La enferma estaba decidida a bañarse en las piscinas de la gruta de Massabielle. Un colega, el Dr. Journet, opinaba también que María Ferrand estaba a punto de morir. Otro, el Dr. Journet, dijo que la muchacha no tenía nada que perder y que María la enferma soñaba con la felicidad suprema de ir a la gruta. A las 2 de la tarde María Ferrand estaba moribunda. Justo a esa hora Carrel se dirigió a las piscinas y vió a la enferma inconsciente. Le encontró un pulso más acelerado que nunca. Tenía la cara cenicienta y era indudable que estaba agonizando. Carrel vio cuando llevaban a María Ferrand a las piscinas y minutos después la vio salir de ellas. Corrió a su lado. El estado de la enferma era el mismo de antes. “Apenas pudimos verter una poca de agua sobre el abdomen”, dijo la señorita que la atendía. No se atrevieron a sumergirla. “Estaré con ustedes dentro de un momento”, dijo Carrel, no veo ningún cambio, si me necesitan avísenme.
Cuando Carrel llegó a la gruta un sacerdote estaba arrodillado frente a la fila de los enfermos. Levantó los brazos y los extendió en cruz para exclamar con emoción: “Virgen santísima cura a nuestros enfermos”, etc. “Jesús te adoramos, Jesús te bendecimos;”, etc. Las voces de la multitud atronaban el espacio. Carrel sintió su impacto. A la orilla del arroyo observó entre la muchedumbre al Doctor Gouyot, joven interno de un hospital de Burdeos a quien había conocido el día anterior. Después de saludarlo le preguntó: ¿Han registrado ustedes algunas curaciones? No, unos pocos casos de histeria han mejorado, pero no ha habido nada extraordinario. Venga usted conmigo a ver a mi enferma, le dijo Carrel. Este caso nada tiene de extraño, pero me parece que está a punto de morir. – La vi hace unos pocos minutos, contestó Gouyot, ¡Qué pena que la hayan dejado venir a Lourdes! Eran ya cerca de las 2.30.
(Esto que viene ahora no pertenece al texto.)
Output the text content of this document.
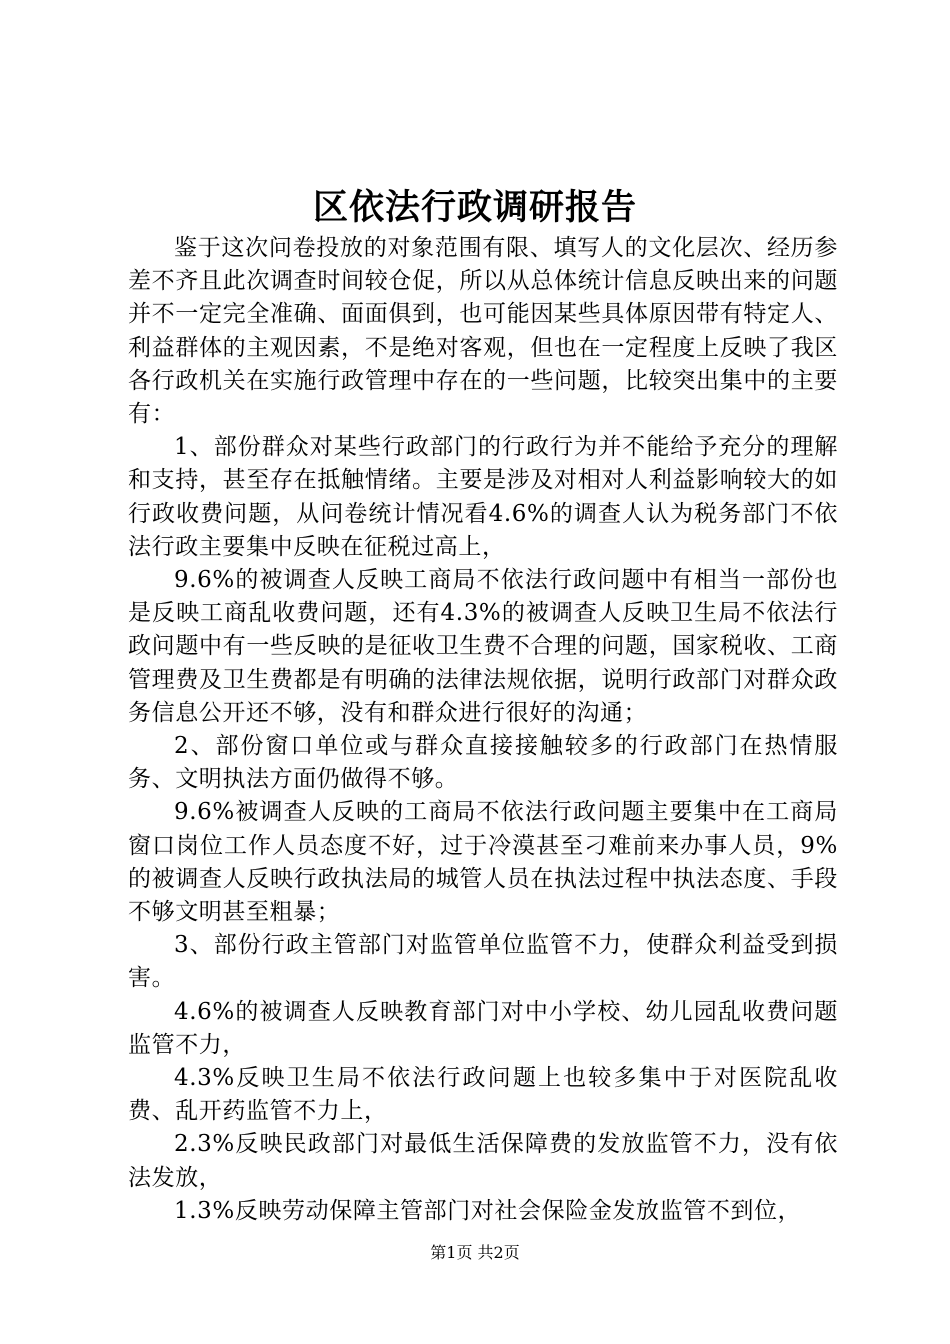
区依法行政调研报告

鉴于这次问卷投放的对象范围有限、填写人的文化层次、经历参差不齐且此次调查时间较仓促，所以从总体统计信息反映出来的问题并不一定完全准确、面面俱到，也可能因某些具体原因带有特定人、利益群体的主观因素，不是绝对客观，但也在一定程度上反映了我区各行政机关在实施行政管理中存在的一些问题，比较突出集中的主要有：

1、部份群众对某些行政部门的行政行为并不能给予充分的理解和支持，甚至存在抵触情绪。主要是涉及对相对人利益影响较大的如行政收费问题，从问卷统计情况看4.6%的调查人认为税务部门不依法行政主要集中反映在征税过高上，

9.6%的被调查人反映工商局不依法行政问题中有相当一部份也是反映工商乱收费问题，还有4.3%的被调查人反映卫生局不依法行政问题中有一些反映的是征收卫生费不合理的问题，国家税收、工商管理费及卫生费都是有明确的法律法规依据，说明行政部门对群众政务信息公开还不够，没有和群众进行很好的沟通；

2、部份窗口单位或与群众直接接触较多的行政部门在热情服务、文明执法方面仍做得不够。

9.6%被调查人反映的工商局不依法行政问题主要集中在工商局窗口岗位工作人员态度不好，过于冷漠甚至刁难前来办事人员，9%的被调查人反映行政执法局的城管人员在执法过程中执法态度、手段不够文明甚至粗暴；

3、部份行政主管部门对监管单位监管不力，使群众利益受到损害。

4.6%的被调查人反映教育部门对中小学校、幼儿园乱收费问题监管不力，

4.3%反映卫生局不依法行政问题上也较多集中于对医院乱收费、乱开药监管不力上，

2.3%反映民政部门对最低生活保障费的发放监管不力，没有依法发放，

1.3%反映劳动保障主管部门对社会保险金发放监管不到位，

第1页 共2页
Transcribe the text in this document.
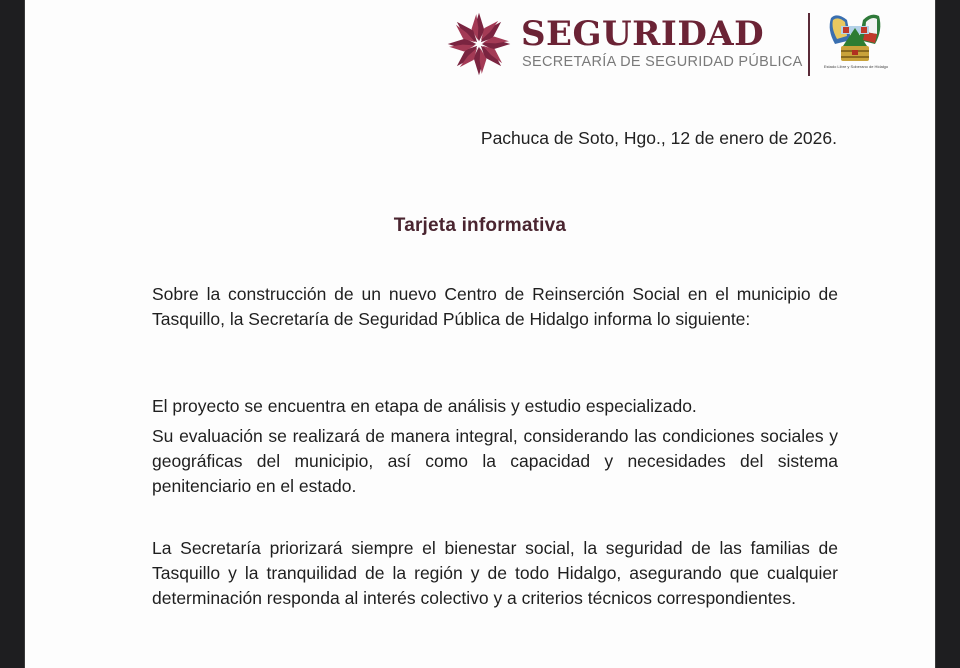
SEGURIDAD
SECRETARÍA DE SEGURIDAD PÚBLICA	Estado Libre y Soberano de Hidalgo
Pachuca de Soto, Hgo., 12 de enero de 2026.
Tarjeta informativa

Sobre la construcción de un nuevo Centro de Reinserción Social en el municipio de Tasquillo, la Secretaría de Seguridad Pública de Hidalgo informa lo siguiente:

El proyecto se encuentra en etapa de análisis y estudio especializado.

Su evaluación se realizará de manera integral, considerando las condiciones sociales y geográficas del municipio, así como la capacidad y necesidades del sistema penitenciario en el estado.

La Secretaría priorizará siempre el bienestar social, la seguridad de las familias de Tasquillo y la tranquilidad de la región y de todo Hidalgo, asegurando que cualquier determinación responda al interés colectivo y a criterios técnicos correspondientes.
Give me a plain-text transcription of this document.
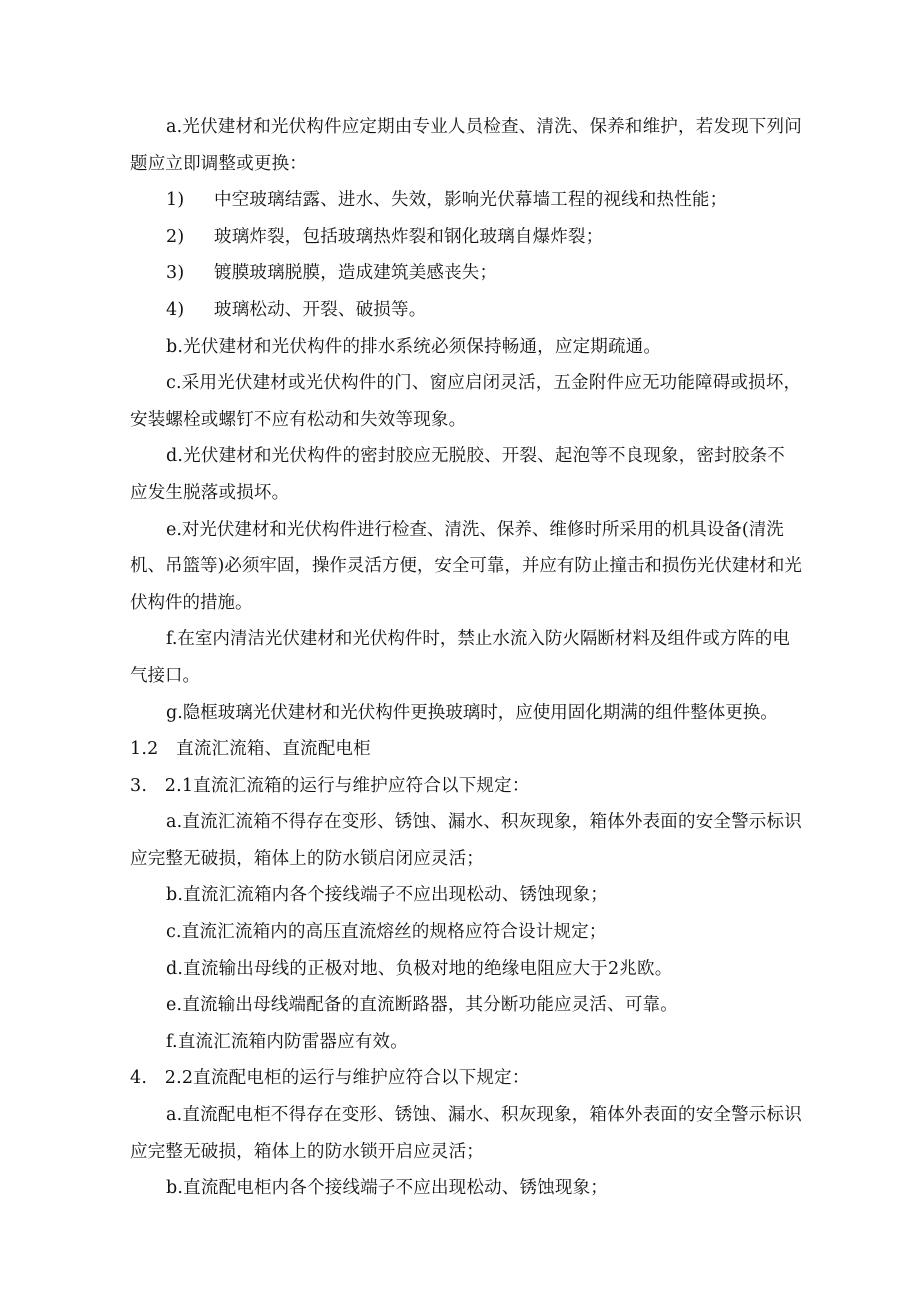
a.光伏建材和光伏构件应定期由专业人员检查、清洗、保养和维护，若发现下列问题应立即调整或更换：

1)	中空玻璃结露、进水、失效，影响光伏幕墙工程的视线和热性能；
2)	玻璃炸裂，包括玻璃热炸裂和钢化玻璃自爆炸裂；
3)	镀膜玻璃脱膜，造成建筑美感丧失；
4)	玻璃松动、开裂、破损等。

b.光伏建材和光伏构件的排水系统必须保持畅通，应定期疏通。

c.采用光伏建材或光伏构件的门、窗应启闭灵活，五金附件应无功能障碍或损坏，安装螺栓或螺钉不应有松动和失效等现象。

d.光伏建材和光伏构件的密封胶应无脱胶、开裂、起泡等不良现象，密封胶条不应发生脱落或损坏。

e.对光伏建材和光伏构件进行检查、清洗、保养、维修时所采用的机具设备(清洗机、吊篮等)必须牢固，操作灵活方便，安全可靠，并应有防止撞击和损伤光伏建材和光伏构件的措施。

f.在室内清洁光伏建材和光伏构件时，禁止水流入防火隔断材料及组件或方阵的电气接口。

g.隐框玻璃光伏建材和光伏构件更换玻璃时，应使用固化期满的组件整体更换。

1.2　直流汇流箱、直流配电柜

3.　2.1直流汇流箱的运行与维护应符合以下规定：

a.直流汇流箱不得存在变形、锈蚀、漏水、积灰现象，箱体外表面的安全警示标识应完整无破损，箱体上的防水锁启闭应灵活；

b.直流汇流箱内各个接线端子不应出现松动、锈蚀现象；

c.直流汇流箱内的高压直流熔丝的规格应符合设计规定；

d.直流输出母线的正极对地、负极对地的绝缘电阻应大于2兆欧。

e.直流输出母线端配备的直流断路器，其分断功能应灵活、可靠。

f.直流汇流箱内防雷器应有效。

4.　2.2直流配电柜的运行与维护应符合以下规定：

a.直流配电柜不得存在变形、锈蚀、漏水、积灰现象，箱体外表面的安全警示标识应完整无破损，箱体上的防水锁开启应灵活；

b.直流配电柜内各个接线端子不应出现松动、锈蚀现象；
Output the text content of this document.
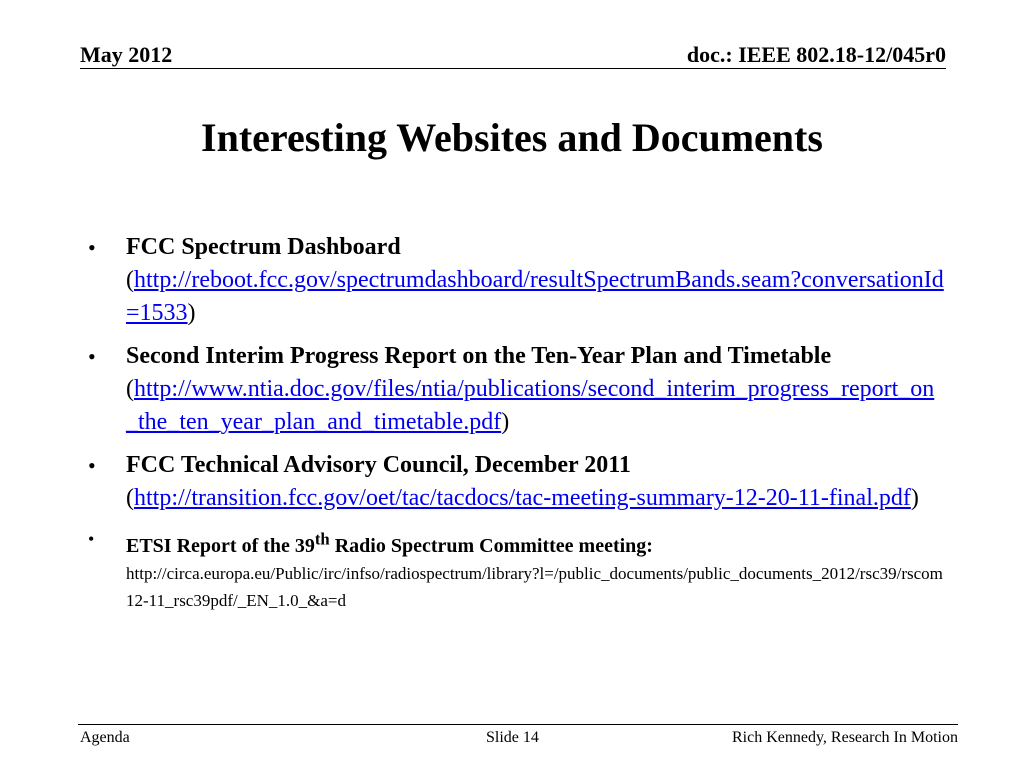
May 2012	doc.: IEEE 802.18-12/045r0
Interesting Websites and Documents
• FCC Spectrum Dashboard
(http://reboot.fcc.gov/spectrumdashboard/resultSpectrumBands.seam?conversationId=1533)
• Second Interim Progress Report on the Ten-Year Plan and Timetable
(http://www.ntia.doc.gov/files/ntia/publications/second_interim_progress_report_on_the_ten_year_plan_and_timetable.pdf)
• FCC Technical Advisory Council, December 2011
(http://transition.fcc.gov/oet/tac/tacdocs/tac-meeting-summary-12-20-11-final.pdf)
• ETSI Report of the 39th Radio Spectrum Committee meeting:
http://circa.europa.eu/Public/irc/infso/radiospectrum/library?l=/public_documents/public_documents_2012/rsc39/rscom12-11_rsc39pdf/_EN_1.0_&a=d
Agenda	Slide 14	Rich Kennedy, Research In Motion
Entre la multitud Carrel reconoció la esbelta figura de la enfermera de María Ferrand. Él y Gouyot se dirigieron ahí y deteniéndose cerca de la cama de la enferma se apoyaron contra el pequeño muro. María Ferrand parecía moribunda. A las 2.40 María Ferrand empezó a dar muestras de alivio El Dr. Carrel dirigió una vez más la vista hacia Maria Ferrand. De pronto se quedó mirándola fijamente. Le parecía que se habla verificado un cambio, que las duras sombras de la cara le habían desaparecido, que la piel aparecía menos cenicienta, anotó apresuradamente la hora: faltaban 20 minutos para las 3. Volviéndose a Gouyot le dijo: –“Mire a nuestra paciente otra vez. ¿No le parece que está un poco reanimada?” A mí me parece igual que antes, contestó el otro, lo único que puedo notar es que no está peor. Ahora es menos rápida la respiración, notó Carrel. Ello puede deberse a que se está muriendo. Carrel permaneció callado. Para él estaba claro que se había presentado una mejoría notable. Algo estaba pasando. Apenas podía resistir el estremecimiento de la emoción y concentró en María Ferrad todo su poder de observación. No le quitaba un momento los ojos de encima. María Ferrand continuaba cambiando lentamente. Esos ojos, antes tan apagados, ahora se abrían estáticos mirando hacia la gruta.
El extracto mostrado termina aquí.